Here's a quote from Ion Sancho: ''The new rules are designed to make sure that they're never embarrassed again,''
http://www.miami.com/mld/miamiherald/14803773.htmIN MY OPINION
Elections hacks don't guard us against hackers
BY FRED GRIMM
fgrimm@MiamiHerald.com
For a county supervisor of elections needing someone to test the vulnerabilities of his voting system, Dan Wallach's the man.
Wallach, who runs the security computer lab at Rice University, is a nationally regarded expert on computer network security and voting system vulnerabilities. He's associate director of ACCURATE (A Center for Correct, Usable, Reliable, Auditable and Transparent Elections). Besides, his parents live in Lauderdale-by-the-Sea.
He is a perfect choice. But not in Florida.
Wallach and his associates at ACCURATE may represent academia's leading experts on voting system security, but under the new rules promulgated by the Florida Secretary of State, they don't qualify.
Any security test, the secretary of state's office insists, must be performed by someone certified by the American Software Testing Qualifications Board, the American Society for Quality or the EC (E-Commerce) Council.
Not only is Wallach not certified by the three organizations, ''I've never heard of them,'' he says.
TRAINING COURSE
Actually, the first two organizations are concerned with the overall quality of manufactured software, not security. The EC Council website offers a five-day training course into something called ''ethical hacking.'' Five days of training, under the new rules, would trump the most sophisticated résumés in computer science.
Computer professor David Dill, of Stanford University, who served on California's Ad Hoc Task Force on Touch Screen Voting, and whose degree -- not the five-day kind -- comes from MIT, added his apprehensions to the comments on the proposed rules the Florida Secretary of State's office collected Monday.
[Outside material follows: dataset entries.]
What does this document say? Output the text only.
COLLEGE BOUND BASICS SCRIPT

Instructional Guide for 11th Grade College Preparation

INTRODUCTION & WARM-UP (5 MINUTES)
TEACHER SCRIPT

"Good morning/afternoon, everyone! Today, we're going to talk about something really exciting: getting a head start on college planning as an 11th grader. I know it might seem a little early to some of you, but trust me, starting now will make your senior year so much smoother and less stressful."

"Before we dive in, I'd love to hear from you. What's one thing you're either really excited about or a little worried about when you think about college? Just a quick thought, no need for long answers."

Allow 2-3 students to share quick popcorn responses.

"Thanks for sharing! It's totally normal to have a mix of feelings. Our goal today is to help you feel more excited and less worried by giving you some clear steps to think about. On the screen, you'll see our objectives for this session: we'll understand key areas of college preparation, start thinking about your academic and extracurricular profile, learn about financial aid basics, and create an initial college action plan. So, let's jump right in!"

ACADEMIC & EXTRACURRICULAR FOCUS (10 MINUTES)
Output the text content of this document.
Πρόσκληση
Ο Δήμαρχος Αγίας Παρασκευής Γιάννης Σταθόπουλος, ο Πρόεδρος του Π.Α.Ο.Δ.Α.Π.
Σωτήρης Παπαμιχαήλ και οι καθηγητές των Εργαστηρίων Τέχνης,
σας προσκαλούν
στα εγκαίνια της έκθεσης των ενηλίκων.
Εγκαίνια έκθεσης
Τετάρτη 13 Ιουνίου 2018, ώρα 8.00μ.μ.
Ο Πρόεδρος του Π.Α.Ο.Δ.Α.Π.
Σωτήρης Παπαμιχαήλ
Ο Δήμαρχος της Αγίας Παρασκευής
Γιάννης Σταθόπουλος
He said they would ``would exclude the most competent evaluators, such as those who have found most of the reported security holes in existing voting systems.
''I have checked with several computer security experts, who not only do not have these qualifications, but, like me, have never heard of them. A little research on the Web reveals these certifications to be of dubious relevance to voting system evaluation,'' Dill wrote.
Other rules would require that the voting-machine vendors and the secretary's office get advance notice of any security test. And a supervisor of elections contemplating a security test must first take special pains to protect the machine manufacturer's secret operating code.
CERTIFIED HACKERS
Wallach and Dill seemed puzzled. Wallach noted that a voting machine ought to be secure no matter who tries to hack the system. The notion that a would-be hacker must first be properly certified and possess special qualifications (like a five-day online course), and the vendors need advance notice becomes utterly irrelevant in cyberspace.